Zack Sharf Digital News Director Jennifer Love Hewitt was the latest guest on Mayim Bialik’s “Breakdown” podcast (via US Weekly) and recalled how it wasn’t until she was in her thirties that she registered just how much the media sexualized her as a teenager.
The actor got her breakthrough on shows like “Party of Five” and movies such as “I Know What You Did Last Summer,” both of which were released to much fanfare when Hewitt was 16 to 18 years old. “In my 30s, I sort of went back and looked at that time again and I was like, ‘Oh my God’,” Hewitt said. “There were grown men talking to me at 16 about my breasts just openly on a talk show, and people were laughing about it.
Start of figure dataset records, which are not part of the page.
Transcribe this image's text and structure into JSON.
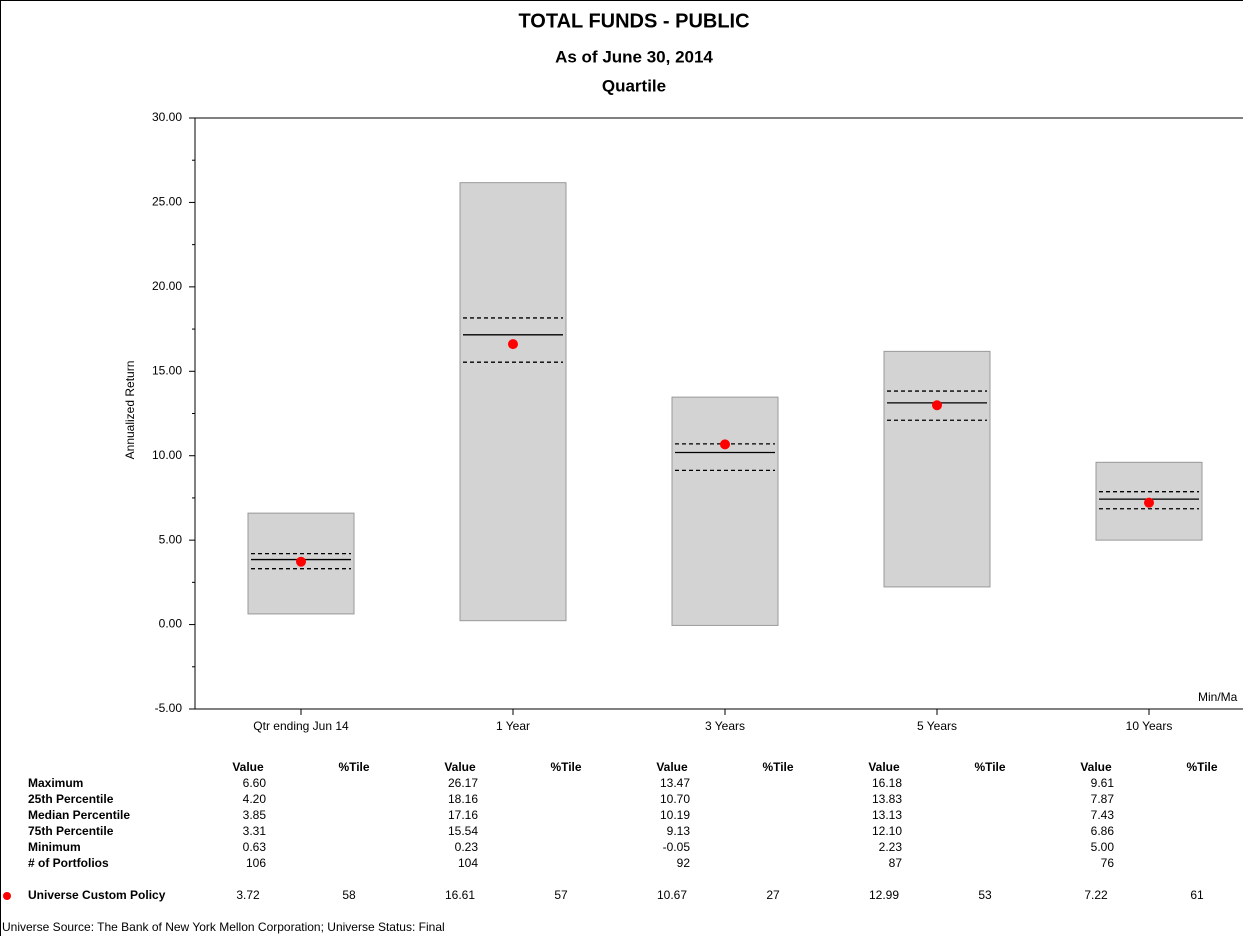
{
  "chart_data": {
    "type": "box",
    "title": "TOTAL FUNDS - PUBLIC",
    "subtitles": [
      "As of June 30, 2014",
      "Quartile"
    ],
    "y_label": "Annualized Return",
    "categories": [
      "Qtr ending Jun 14",
      "1 Year",
      "3 Years",
      "5 Years",
      "10 Years"
    ],
    "ylim": [
      -5,
      30
    ],
    "yticks": [
      {
        "value": -5,
        "label": "-5.00"
      },
      {
        "value": 0,
        "label": "0.00"
      },
      {
        "value": 5,
        "label": "5.00"
      },
      {
        "value": 10,
        "label": "10.00"
      },
      {
        "value": 15,
        "label": "15.00"
      },
      {
        "value": 20,
        "label": "20.00"
      },
      {
        "value": 25,
        "label": "25.00"
      },
      {
        "value": 30,
        "label": "30.00"
      }
    ],
    "yminorticks": [
      -2.5,
      2.5,
      7.5,
      12.5,
      17.5,
      22.5,
      27.5
    ],
    "box_color": "#d3d3d3",
    "legend_label": "Min/Ma",
    "column_headers": [
      "Value",
      "%Tile"
    ],
    "series": [
      {
        "name": "Maximum",
        "values": [
          6.6,
          26.17,
          13.47,
          16.18,
          9.61
        ],
        "value_labels": [
          "6.60",
          "26.17",
          "13.47",
          "16.18",
          "9.61"
        ]
      },
      {
        "name": "25th Percentile",
        "values": [
          4.2,
          18.16,
          10.7,
          13.83,
          7.87
        ],
        "value_labels": [
          "4.20",
          "18.16",
          "10.70",
          "13.83",
          "7.87"
        ]
      },
      {
        "name": "Median Percentile",
        "values": [
          3.85,
          17.16,
          10.19,
          13.13,
          7.43
        ],
        "value_labels": [
          "3.85",
          "17.16",
          "10.19",
          "13.13",
          "7.43"
        ]
      },
      {
        "name": "75th Percentile",
        "values": [
          3.31,
          15.54,
          9.13,
          12.1,
          6.86
        ],
        "value_labels": [
          "3.31",
          "15.54",
          "9.13",
          "12.10",
          "6.86"
        ]
      },
      {
        "name": "Minimum",
        "values": [
          0.63,
          0.23,
          -0.05,
          2.23,
          5
        ],
        "value_labels": [
          "0.63",
          "0.23",
          "-0.05",
          "2.23",
          "5.00"
        ]
      }
    ],
    "portfolios": {
      "name": "# of Portfolios",
      "values": [
        106,
        104,
        92,
        87,
        76
      ]
    },
    "policy": {
      "name": "Universe Custom Policy",
      "color": "#ff0000",
      "values": [
        3.72,
        16.61,
        10.67,
        12.99,
        7.22
      ],
      "value_labels": [
        "3.72",
        "16.61",
        "10.67",
        "12.99",
        "7.22"
      ],
      "percentiles": [
        58,
        57,
        27,
        53,
        61
      ]
    },
    "footer": "Universe Source: The Bank of New York Mellon Corporation;  Universe Status: Final"
  }
}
I don’t even remember that. I really didn’t take that part in, but in hindsight it was really strange I think to become a sex symbol sort of for people before I even knew what that was.” Hewitt “didn’t even know what sexy meant” during a period of time when she was constantly being objecitfied by the media, adding: “I was on the cover of Maxim magazines, and people would openly walk up and be like, ‘I took your magazine with me on a trip last week.’ I didn’t know what that meant, you know what I mean?
It’s kind of gross. I think later it sort of hit me more, kind of the things that I probably went through somewhere. But at the time, it felt very innocent and exciting and fun.” “I Know What You Did Last Summer” was a huge box office hit in 1997 with $125 million worldwide.